Retrospecticus: The fairy tale beauty of Lars and the Real Girl

It would be so very easy for me to spend this entire piece obliterating this movie on the subject of mental health. This is a full length depiction of the absolute worst ways to react to a man dealing with a delusion. The film is essentially a collection of every bad trope I hate about mental illness really.

That isn’t going to be this essay though. I’ve vented enough in that area and I’m tired of repeating the same message. Yes, you can still love something with severe issues. Yes, movies are a bad way to learn about the brain. I’m hoping you know this.

What I want to go to instead is how I truly feel about this film. This is, bizarre as this might sound, one of my comfort food movies. I put it on and it’s a big bear hug of warmth and light that just makes me feel better. So why is that?

Lars and the Real Girl is, in its way, a fairy tale. It takes place in a very heightened reality. Sure, everything that happens is possible but the characters are all just a bit higher pitched than in reality. The story is just a step too convenient than in reality. The film even has a look closer to a bedtime story than to a serious indie. It’s not a study in the brutality of life but in the mythological goodness of the world.

The film’s story is a simple one. A guy buys a sex doll, pretends it’s a real person, and the people in his town go along with it in an effort to help him deal with the long buried trauma he’s working through in this surreal way. It’s easy to imagine this as a dark, NC-17 thriller but the movie isn’t that. Instead it’s a very sweet, even PG-13 rated film. Lars even makes it explicit he isn’t having sex with the doll, not shocking as the character doesn’t seem remotely capable of sexual impulses.

Lars is a strange, unique character. He’s ostensibly the main character, played by movie star Ryan Gosling, but the film isn’t from his perspective because it can’t be. He’s at a remove from the world. Thus while he’s the film’s fulcrum, he’s not really the protagonist in the sense of the one who changes and drives the plot forward. At the end of the film, he’s only at the starting line of being able to consider changing.

What this movie is about is how the people in his life start to help him for the first time ever. His brother and sister-in-law, played by Paul Schneider and Emily Mortimer, realize for the first time how damaged he is. His town understands and reaches out to him. His coworkers, particularly a wonderfully just a bit off one played by Kelli Garner, change in how they treat him. And yes, Lars does come out of his shell but it’s using this surrogate relationship to do so.

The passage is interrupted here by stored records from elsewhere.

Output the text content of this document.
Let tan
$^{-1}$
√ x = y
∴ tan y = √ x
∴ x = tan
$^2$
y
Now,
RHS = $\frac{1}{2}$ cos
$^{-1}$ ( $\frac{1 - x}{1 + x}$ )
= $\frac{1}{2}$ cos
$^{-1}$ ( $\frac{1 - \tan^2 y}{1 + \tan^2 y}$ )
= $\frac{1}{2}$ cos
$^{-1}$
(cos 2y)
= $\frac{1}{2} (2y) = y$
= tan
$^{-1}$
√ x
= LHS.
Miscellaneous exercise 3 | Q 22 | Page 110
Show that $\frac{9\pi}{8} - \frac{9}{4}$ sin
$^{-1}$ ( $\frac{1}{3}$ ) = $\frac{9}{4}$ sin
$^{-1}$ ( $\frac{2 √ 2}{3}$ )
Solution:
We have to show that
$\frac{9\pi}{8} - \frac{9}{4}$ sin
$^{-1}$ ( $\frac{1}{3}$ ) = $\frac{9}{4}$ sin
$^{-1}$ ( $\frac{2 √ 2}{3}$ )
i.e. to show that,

It’s the idea of someone using a delusion as a cry for help that really speaks to me. I don’t know what it is to be severely delusional but I live with the challenge of expressing myself. This is a heightened version of that struggle that really nails it. Lars wants to be heard, wants to tell his family that he’s struggling with unresolved trauma, but doesn’t know how.

So much of this rests on Gosling’s performance and he nails it. Gosling makes Lars a bundle of twitches and half expressed thoughts. You can see at all times what he’s thinking and it hurts. That Gosling is a megastar and impossibly pretty doesn’t dilute his work. He’s one of our broadest actors, able to play anything from the strong silent type in Drive to a hyperverbal slickster in Crazy Stupid Love. Here he captures a troubled but good man and never betrays the character.

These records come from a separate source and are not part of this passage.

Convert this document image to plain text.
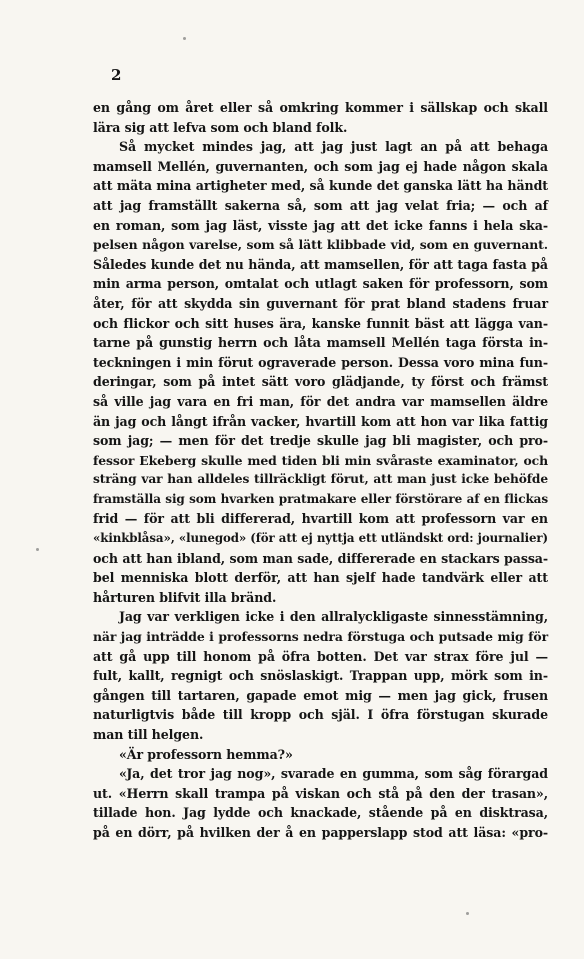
2
en gång om året eller så omkring kommer i sällskap och skall
lära sig att lefva som och bland folk.
Så mycket mindes jag, att jag just lagt an på att behaga
mamsell Mellén, guvernanten, och som jag ej hade någon skala
att mäta mina artigheter med, så kunde det ganska lätt ha händt
att jag framställt sakerna så, som att jag velat fria; — och af
en roman, som jag läst, visste jag att det icke fanns i hela ska-
pelsen någon varelse, som så lätt klibbade vid, som en guvernant.
Således kunde det nu hända, att mamsellen, för att taga fasta på
min arma person, omtalat och utlagt saken för professorn, som
åter, för att skydda sin guvernant för prat bland stadens fruar
och flickor och sitt huses ära, kanske funnit bäst att lägga van-
tarne på gunstig herrn och låta mamsell Mellén taga första in-
teckningen i min förut ograverade person. Dessa voro mina fun-
deringar, som på intet sätt voro glädjande, ty först och främst
så ville jag vara en fri man, för det andra var mamsellen äldre
än jag och långt ifrån vacker, hvartill kom att hon var lika fattig
som jag; — men för det tredje skulle jag bli magister, och pro-
fessor Ekeberg skulle med tiden bli min svåraste examinator, och
sträng var han alldeles tillräckligt förut, att man just icke behöfde
framställa sig som hvarken pratmakare eller förstörare af en flickas
frid — för att bli differerad, hvartill kom att professorn var en
«kinkblåsa», «lunegod» (för att ej nyttja ett utländskt ord: journalier)
och att han ibland, som man sade, differerade en stackars passa-
bel menniska blott derför, att han sjelf hade tandvärk eller att
hårturen blifvit illa bränd.
Jag var verkligen icke i den allralyckligaste sinnesstämning,
när jag inträdde i professorns nedra förstuga och putsade mig för
att gå upp till honom på öfra botten. Det var strax före jul —
fult, kallt, regnigt och snöslaskigt. Trappan upp, mörk som in-
gången till tartaren, gapade emot mig — men jag gick, frusen
naturligtvis både till kropp och själ. I öfra förstugan skurade
man till helgen.
«Är professorn hemma?»
«Ja, det tror jag nog», svarade en gumma, som såg förargad
ut. «Herrn skall trampa på viskan och stå på den der trasan»,
tillade hon. Jag lydde och knackade, stående på en disktrasa,
på en dörr, på hvilken der å en papperslapp stod att läsa: «pro-
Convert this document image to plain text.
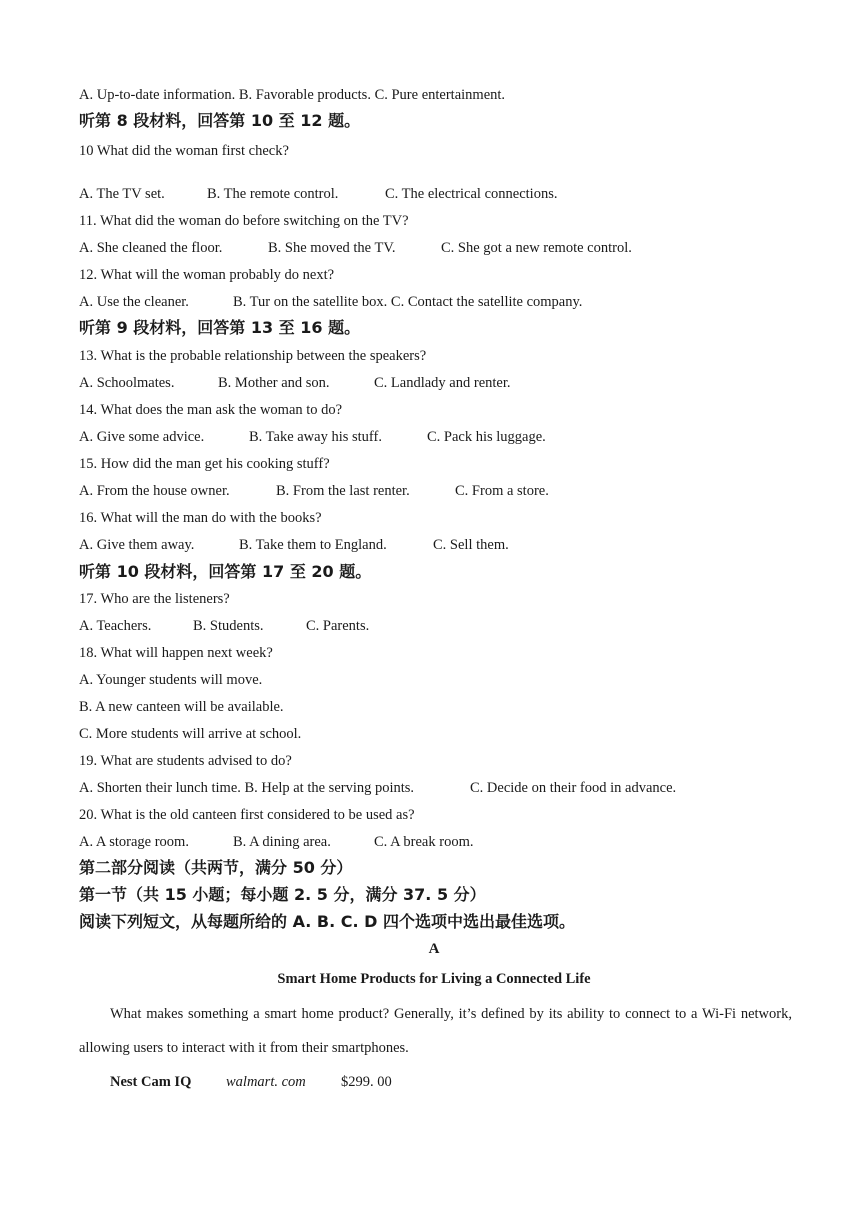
A. Up-to-date information. B. Favorable products. C. Pure entertainment.
听第 8 段材料，回答第 10 至 12 题。
10 What did the woman first check?
A. The TV set.	B. The remote control.	C. The electrical connections.
11. What did the woman do before switching on the TV?
A. She cleaned the floor.	B. She moved the TV.	C. She got a new remote control.
12. What will the woman probably do next?
A. Use the cleaner.	B. Tur on the satellite box. C. Contact the satellite company.
听第 9 段材料，回答第 13 至 16 题。
13. What is the probable relationship between the speakers?
A. Schoolmates.	B. Mother and son.	C. Landlady and renter.
14. What does the man ask the woman to do?
A. Give some advice.	B. Take away his stuff.	C. Pack his luggage.
15. How did the man get his cooking stuff?
A. From the house owner.	B. From the last renter.	C. From a store.
16. What will the man do with the books?
A. Give them away.	B. Take them to England.	C. Sell them.
听第 10 段材料，回答第 17 至 20 题。
17. Who are the listeners?
A. Teachers.	B. Students.	C. Parents.
18. What will happen next week?
A. Younger students will move.
B. A new canteen will be available.
C. More students will arrive at school.
19. What are students advised to do?
A. Shorten their lunch time. B. Help at the serving points.	C. Decide on their food in advance.
20. What is the old canteen first considered to be used as?
A. A storage room.	B. A dining area.	C. A break room.
第二部分阅读（共两节，满分 50 分）
第一节（共 15 小题；每小题 2. 5 分，满分 37. 5 分）
阅读下列短文，从每题所给的 A. B. C. D 四个选项中选出最佳选项。
A
Smart Home Products for Living a Connected Life
What makes something a smart home product? Generally, it’s defined by its ability to connect to a Wi-Fi network, allowing users to interact with it from their smartphones.
Nest Cam IQ walmart. com $299. 00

The movie also benefits from atmosphere. Director Craig Gillespie has been one of the major journeymen in the industry since this film without much of a voice but he’s really quite skilled here. He lets the film breathe. There are long portions without dialogue that really sell the dreamlike tone. The film makes great use of its small town, winter setting. It’s set far back from “the world” and it’s lovely.

In the end this isn’t a major effort and that’s the point. It’s a fable. It’s not how things are but how we wish they would be and that’s really kind of wonderful. Maybe that’s why I love this film. People with mental illness want to be accepted and loved, not blamed for mass shootings. This isn’t the best film of the year but it’s one of my favorites.